Le Supérieur se montra sourd à cet argument :

— Le désir de puissance l’a donc emporté en vous, mon cher Zaref, sur celui de vengeance. J’avais imaginé l’inverse. Ma désillusion est immense. Vous n’avez plus le concours de mes moines. Désormais, ils n’obéiront qu’à mes ordres.

Sur le moment, Zaref ne put rien faire. Mais il se promit d’éliminer Falkhîs. La rupture entre les deux hommes est, en tout cas, devenue totale. Cette situation renforça le doute de Zaref. Le Président du Syndicat aurait-il vu juste ? N’y a-t-il d’autre recours que la négociation avec les responsables de l’Union ? Pratiquement, Zaref devrait-il se résoudre à solliciter une rencontre avec Santem ?

 

 

Bien loin de Sarmande et de Iésé, Oramûn, Yvi et leur petit enfant, Lûndor, reprenaient l’exode avec les jeunes Djaghats dont la compagnie est maintenant grossie de récents réfugiés. Oramûn a su convaincre Ulân de nouer des relations de paix et d’amitié avec les populations nomades des plaines, en attendant le départ de l’armée nationaliste, ce qui se fera tôt ou tard. Alors Le Tigre pourra, s’il le souhaite, quitter l’Ouest des Welten, et retourner sur les Terres ancestrales, à l’Est de la Gunga.

Ulân avait promis, en y joignant une promesse faite à lui-même : faire payer à Falkhîs la manipulation dont il fut l’objet. Quant à Lob-Âsel-Ram, après méditation, il décida de demeurer dans la région du Triangle vert, car il a à parler avec Ulân. Celui-ci avait été troublé par la réponse de Lob. Non pas seulement pour avoir appris que la voix entendue serait celle de Falkhîs, mais aussi parce que Lob-Âsel-Ram a insinué que lui, Ulân, aurait néanmoins entendu Dieu. « Si je l’ai entendu, c’est qu’il m’a parlé ». Cette idée ne quittait pas Ulân. Quelques temps avant sa promesse à Oramûn il était allé trouver Lob pour en savoir davantage :

— Je suis honoré que vous ayez choisi de rester avec nous, plutôt que d’accompagner vos amis, de l’autre côté du détroit. J’attends beaucoup de votre sagesse. Ma mission a seulement été interrompue. Je ne renonce pas — seule la mort brutale pourra m’en empêcher — à réaliser, si Dieu le veut, l’unité des Asse-Halanën. J’ai cependant une question à vous poser : puisqu’il paraît que j’ai entendu Dieu en m’abstenant de cruautés, je veux croire que Dieu m’a bien parlé. Mais j’aimerais savoir : ce Dieu, qui est-il ? Est-ce le Dieu des Asse-Halanën ?

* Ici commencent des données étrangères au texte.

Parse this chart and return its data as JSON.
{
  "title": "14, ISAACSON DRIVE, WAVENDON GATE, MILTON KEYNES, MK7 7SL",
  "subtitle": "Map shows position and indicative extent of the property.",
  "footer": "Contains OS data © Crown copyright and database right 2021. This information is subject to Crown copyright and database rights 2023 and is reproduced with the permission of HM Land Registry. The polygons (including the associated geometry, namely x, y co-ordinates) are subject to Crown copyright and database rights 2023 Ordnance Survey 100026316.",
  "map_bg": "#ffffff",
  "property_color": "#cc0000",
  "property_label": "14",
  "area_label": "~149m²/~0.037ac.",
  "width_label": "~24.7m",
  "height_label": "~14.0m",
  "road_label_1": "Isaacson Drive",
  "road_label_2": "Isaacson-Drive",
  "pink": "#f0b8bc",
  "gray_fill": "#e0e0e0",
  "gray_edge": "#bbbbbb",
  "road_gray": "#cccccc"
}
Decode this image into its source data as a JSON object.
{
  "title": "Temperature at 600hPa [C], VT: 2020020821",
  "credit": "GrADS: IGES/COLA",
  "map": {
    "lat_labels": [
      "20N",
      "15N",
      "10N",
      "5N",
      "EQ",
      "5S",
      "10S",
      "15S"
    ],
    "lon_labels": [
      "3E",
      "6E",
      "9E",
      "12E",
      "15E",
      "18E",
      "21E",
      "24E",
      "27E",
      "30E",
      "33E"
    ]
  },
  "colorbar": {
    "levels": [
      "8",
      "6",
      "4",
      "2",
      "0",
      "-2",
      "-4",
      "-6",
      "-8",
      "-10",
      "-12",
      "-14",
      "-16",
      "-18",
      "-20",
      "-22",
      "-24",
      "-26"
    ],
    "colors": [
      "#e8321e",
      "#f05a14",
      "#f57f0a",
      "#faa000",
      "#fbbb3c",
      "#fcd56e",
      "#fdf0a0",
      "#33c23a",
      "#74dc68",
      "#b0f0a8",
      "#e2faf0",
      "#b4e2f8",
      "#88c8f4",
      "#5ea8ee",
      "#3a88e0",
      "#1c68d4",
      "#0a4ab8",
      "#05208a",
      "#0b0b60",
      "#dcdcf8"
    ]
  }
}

Lob s’attacha à prendre cette question au sérieux.

— Il y a infiniment plus de différence entre le message de Falkhîs et la voix de Dieu qu’entre les sons que tu perçois autour de toi et les mots qui t’ont interpellé.

Voyant qu’Ulân s’efforçait sans succès de comprendre, Lob-Âsel-Ram poursuivit :

— Tu as expliqué que la voix entendue n’est pas de celles, habituelles, qui portent des sons d’un lieu à l’autre. C’est juste. D’une autre nature est la voix que tu as perçue par la magie de Falkhîs. Celle-ci n’est pas constituée de vibrations que transporte l’air et qui s’estompent à mesure qu’elles se propagent. Elle n’a besoin ni de l’air ni de l’espace pour se faire entendre. Elle opère sur un autre registre. Pour autant, …

Lob s’interrompit. Il guette chez Ulân le signe qui autoriserait à poursuivre.

— … Que ces messages ne transitent pas par l’air, cela n’implique pas qu’ils procèdent de l’au-delà. Un plan de réalité autrement profond existe. De cette profondeur tu peux faire advenir la voix de Dieu.

Ulân gardait le silence. Lob estima devoir expliciter.

— Si Dieu t’a parlé, tu l’as ressenti en ton cœur. Quand ? Vois en toi, tu as la réponse.

Ulân se sentit d’un coup plus proche du vieux Sage :

— Tu veux me dire, Lob, que j’ai entendu Dieu en acceptant de ne pas massacrer les maudits mercenaires ?

— C’est toi qui le sais.

— J’ai seulement cédé à la demande du jeune Ferghan. Je ne voulais pas de heurt entre mes hommes et les Tuldîns.

— J’ai vu la scène, j’ai entendu. En ton esprit il n’y a pas que des calculs. Ton désir d’unir les tribus de Asse-Halanën est en soi bon. Si, dans ce désir, tu as ressenti l’appel du Bien, plus tu écouteras sa voix, mieux tu l’entendras. Laisse-toi guider par elle et qu’elle soit ta compagne !

Ulân salua Lob, prit le chemin de son campement pour aller reconnaître la contrée avec des compagnons, sans attendre le départ d’Oramûn. En le regardant s’éloigner, le vieux sage avait perdu son sourire.